CDF : ... Avec plaisir !

Le hasard du calendrier fait que vous sortez simultanément deux films belges (Soeur Sourire et Où est la main...). On parle de plus en plus de ce cinéma là en France. Peut-on parler d'un nouvel essor chez vous ?
GM : En France, vous voulez toujours mettre une étiquette, en disant "il y a un nouvel essor, un nouvelle vague, un renouveau belge..." Alors qu'en fait, il y a toujours eu des cinéastes qui travaillent dans le même pays, bon c'est tout petit la Belgique, c'est un département, c'est comme si on disait "la Creuse qui fait du cinéma" et en fin de compte ces gens ils ont tous leur univers particulier, leur identité propre. Ils se connaissent mais ils ne se marchent pas dessus. Chacun fait son chemin.
CDF : On a souvent besoin de la France pour arriver à monter les films, donc tous les films qui peuvent se réaliser, sont fait avec sincérité, c'est en accord avec leur désir, donc il y a quelque chose de fort et de sincère.
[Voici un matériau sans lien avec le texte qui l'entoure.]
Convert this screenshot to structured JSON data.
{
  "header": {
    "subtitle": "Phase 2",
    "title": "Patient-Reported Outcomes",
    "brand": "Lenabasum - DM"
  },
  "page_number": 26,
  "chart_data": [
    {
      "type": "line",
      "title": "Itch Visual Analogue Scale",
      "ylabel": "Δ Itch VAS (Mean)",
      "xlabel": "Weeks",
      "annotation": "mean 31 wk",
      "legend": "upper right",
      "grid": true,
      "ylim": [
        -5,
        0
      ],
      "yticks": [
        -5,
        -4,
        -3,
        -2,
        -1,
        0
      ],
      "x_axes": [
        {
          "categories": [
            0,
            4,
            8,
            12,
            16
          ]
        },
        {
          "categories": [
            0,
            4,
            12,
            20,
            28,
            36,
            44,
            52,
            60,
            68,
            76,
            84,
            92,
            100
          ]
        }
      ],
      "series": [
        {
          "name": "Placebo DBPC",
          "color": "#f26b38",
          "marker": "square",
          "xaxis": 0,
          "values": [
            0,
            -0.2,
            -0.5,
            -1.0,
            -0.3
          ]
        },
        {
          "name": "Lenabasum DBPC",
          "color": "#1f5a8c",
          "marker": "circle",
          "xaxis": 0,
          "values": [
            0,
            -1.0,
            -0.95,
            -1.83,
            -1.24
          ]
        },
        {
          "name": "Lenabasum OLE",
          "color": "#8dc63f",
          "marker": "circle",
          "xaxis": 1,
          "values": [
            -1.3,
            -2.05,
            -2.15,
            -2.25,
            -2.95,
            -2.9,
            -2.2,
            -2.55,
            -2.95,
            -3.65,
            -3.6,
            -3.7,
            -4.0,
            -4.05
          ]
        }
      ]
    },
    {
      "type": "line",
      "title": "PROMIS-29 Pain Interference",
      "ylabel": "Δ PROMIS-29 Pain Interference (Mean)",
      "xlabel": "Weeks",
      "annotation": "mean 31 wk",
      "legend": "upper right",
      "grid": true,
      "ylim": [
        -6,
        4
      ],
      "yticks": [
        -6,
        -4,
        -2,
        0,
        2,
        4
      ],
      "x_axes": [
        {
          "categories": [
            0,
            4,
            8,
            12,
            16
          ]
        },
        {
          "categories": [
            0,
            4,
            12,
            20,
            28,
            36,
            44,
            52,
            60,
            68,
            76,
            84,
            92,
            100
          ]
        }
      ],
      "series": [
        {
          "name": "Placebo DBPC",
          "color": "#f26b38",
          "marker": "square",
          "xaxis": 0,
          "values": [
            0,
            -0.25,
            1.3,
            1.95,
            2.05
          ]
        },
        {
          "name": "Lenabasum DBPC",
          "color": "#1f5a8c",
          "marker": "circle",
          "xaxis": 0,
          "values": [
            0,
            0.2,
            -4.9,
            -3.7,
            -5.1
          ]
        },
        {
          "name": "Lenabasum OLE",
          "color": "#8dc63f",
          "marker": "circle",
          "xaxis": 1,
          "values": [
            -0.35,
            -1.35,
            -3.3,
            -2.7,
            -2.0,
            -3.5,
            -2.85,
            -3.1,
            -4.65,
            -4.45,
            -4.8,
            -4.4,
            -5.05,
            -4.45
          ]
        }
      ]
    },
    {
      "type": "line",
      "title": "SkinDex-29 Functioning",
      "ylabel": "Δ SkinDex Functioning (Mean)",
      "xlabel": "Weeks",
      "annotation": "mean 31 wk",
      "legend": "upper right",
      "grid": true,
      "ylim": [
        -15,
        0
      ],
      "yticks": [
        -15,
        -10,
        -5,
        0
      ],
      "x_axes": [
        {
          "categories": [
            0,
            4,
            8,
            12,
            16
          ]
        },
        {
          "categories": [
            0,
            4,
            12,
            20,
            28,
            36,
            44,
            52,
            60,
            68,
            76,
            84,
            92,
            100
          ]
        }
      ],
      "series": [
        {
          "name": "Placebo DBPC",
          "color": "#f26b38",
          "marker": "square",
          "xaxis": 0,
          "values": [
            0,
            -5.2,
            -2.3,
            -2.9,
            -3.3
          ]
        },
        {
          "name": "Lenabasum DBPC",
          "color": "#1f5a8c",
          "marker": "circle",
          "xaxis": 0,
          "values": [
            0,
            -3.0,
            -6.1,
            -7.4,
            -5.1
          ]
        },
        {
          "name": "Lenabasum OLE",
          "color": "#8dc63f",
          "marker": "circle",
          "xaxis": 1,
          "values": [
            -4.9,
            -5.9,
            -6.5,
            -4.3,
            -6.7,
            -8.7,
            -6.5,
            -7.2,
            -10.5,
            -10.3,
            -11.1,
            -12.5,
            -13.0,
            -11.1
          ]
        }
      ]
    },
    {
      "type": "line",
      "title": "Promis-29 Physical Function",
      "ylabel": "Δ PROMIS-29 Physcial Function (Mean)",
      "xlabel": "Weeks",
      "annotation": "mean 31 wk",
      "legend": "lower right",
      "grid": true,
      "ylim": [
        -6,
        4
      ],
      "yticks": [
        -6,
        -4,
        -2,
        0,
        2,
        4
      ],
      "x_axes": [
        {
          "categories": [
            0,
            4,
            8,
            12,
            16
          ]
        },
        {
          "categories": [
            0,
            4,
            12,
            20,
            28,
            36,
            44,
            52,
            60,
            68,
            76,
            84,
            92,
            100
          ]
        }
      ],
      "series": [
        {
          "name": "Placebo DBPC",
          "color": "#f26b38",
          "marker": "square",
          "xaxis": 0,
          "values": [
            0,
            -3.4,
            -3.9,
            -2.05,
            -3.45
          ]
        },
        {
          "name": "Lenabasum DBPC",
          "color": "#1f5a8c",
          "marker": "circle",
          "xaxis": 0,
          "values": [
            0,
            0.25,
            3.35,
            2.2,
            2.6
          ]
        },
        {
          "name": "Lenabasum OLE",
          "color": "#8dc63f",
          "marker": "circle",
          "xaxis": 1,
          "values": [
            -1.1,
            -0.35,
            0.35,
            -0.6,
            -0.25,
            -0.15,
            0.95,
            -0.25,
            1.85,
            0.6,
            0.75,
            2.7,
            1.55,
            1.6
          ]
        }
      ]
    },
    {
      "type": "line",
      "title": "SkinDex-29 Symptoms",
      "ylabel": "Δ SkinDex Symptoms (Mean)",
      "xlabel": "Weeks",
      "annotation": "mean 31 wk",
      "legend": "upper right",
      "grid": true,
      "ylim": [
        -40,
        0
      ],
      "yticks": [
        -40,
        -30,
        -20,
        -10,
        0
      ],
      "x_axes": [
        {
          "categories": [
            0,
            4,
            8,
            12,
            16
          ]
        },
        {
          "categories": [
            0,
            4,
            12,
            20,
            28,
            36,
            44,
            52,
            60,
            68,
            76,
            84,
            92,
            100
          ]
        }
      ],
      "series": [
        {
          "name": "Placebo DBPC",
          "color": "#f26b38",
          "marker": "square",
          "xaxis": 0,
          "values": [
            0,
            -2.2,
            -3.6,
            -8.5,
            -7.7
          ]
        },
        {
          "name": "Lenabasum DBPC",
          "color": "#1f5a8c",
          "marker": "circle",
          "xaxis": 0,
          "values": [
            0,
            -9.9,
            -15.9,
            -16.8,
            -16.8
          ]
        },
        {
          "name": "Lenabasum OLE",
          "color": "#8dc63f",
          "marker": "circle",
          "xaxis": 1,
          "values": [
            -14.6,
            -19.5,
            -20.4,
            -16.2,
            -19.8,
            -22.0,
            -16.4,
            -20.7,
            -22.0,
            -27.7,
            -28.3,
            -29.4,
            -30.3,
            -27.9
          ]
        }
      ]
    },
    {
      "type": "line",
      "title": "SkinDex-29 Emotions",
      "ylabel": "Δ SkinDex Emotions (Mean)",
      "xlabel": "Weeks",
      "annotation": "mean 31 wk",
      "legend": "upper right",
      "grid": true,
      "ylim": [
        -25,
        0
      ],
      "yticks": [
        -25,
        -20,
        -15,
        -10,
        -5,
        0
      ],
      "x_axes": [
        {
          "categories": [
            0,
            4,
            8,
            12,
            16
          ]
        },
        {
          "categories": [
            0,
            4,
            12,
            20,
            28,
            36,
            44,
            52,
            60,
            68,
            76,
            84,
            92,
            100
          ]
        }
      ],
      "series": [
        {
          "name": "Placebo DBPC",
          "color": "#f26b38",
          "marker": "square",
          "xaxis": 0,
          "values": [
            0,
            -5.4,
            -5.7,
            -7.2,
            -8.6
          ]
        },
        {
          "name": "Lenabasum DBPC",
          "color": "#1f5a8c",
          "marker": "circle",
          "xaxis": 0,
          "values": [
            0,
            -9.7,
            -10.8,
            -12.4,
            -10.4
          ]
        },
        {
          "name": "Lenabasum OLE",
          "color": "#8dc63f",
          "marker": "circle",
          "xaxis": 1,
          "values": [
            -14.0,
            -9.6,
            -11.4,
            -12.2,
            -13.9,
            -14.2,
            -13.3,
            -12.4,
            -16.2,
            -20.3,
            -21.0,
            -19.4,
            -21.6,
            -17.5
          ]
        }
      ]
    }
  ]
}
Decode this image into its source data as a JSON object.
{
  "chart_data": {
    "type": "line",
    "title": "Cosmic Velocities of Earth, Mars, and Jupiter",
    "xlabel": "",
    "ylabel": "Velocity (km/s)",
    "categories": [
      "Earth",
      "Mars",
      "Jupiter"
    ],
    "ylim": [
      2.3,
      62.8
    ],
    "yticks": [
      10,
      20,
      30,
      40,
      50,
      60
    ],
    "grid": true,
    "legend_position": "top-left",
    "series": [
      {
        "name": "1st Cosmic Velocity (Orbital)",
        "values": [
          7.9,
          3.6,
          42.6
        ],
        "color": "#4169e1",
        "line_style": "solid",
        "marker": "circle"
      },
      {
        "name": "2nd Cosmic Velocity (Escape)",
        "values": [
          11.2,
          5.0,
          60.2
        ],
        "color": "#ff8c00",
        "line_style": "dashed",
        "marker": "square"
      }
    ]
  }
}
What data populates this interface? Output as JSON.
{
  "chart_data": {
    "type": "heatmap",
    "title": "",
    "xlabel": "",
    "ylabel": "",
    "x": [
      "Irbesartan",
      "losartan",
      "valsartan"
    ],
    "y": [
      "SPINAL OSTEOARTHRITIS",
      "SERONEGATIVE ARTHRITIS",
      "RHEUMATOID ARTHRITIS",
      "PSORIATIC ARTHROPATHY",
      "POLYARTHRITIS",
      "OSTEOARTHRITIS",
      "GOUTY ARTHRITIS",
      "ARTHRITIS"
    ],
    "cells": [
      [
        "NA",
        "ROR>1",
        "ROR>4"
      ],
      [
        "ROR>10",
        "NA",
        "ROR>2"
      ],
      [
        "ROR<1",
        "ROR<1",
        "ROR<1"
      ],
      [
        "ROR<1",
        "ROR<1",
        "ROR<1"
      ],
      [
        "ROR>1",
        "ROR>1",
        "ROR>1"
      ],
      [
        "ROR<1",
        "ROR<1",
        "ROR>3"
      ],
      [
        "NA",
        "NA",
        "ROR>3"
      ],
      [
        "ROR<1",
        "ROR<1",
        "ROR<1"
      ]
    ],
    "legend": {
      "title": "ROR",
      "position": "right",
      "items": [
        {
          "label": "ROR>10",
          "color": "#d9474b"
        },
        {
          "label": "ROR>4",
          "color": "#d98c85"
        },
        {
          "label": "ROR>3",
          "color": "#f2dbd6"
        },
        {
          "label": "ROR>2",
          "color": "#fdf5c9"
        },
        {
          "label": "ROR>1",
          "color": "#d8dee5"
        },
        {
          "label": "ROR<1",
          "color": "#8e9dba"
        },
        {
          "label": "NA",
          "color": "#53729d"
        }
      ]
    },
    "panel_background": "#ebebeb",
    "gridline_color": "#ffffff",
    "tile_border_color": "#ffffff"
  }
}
Ce n'est pas gratuit quoi. Donc le point commun c'est le désir sincère et l'originalité, oui.

Et vous sentez sur les plateaux cette différence entre les tournages français et belges ?
CDF : Oui, car il n'y a pas de star-system, nous les acteurs un peu connu on n'est pas très protégé, c'est pas ça le plus important et c'est bien, car ça laisse place à la créativité. 
GM : Il y a cette blague de Poelvoorde qui raconte la différence entre un tournage français et belge. Sur un tournage français, s'il y a une voiture qui gène le cadre, le premier assistant va le dire au deuxième assistant, qui le dira au troisième, qui lui même dira à la régie de bouger la voiture. Alors qu'en Belgique, s'il y a une voiture qui gène... Et bien on la déplace !

Où est la main de l'homme sans tête, un film de Guillaume et Stéphane Malandrin, sortie en salle le 20 mai 2009.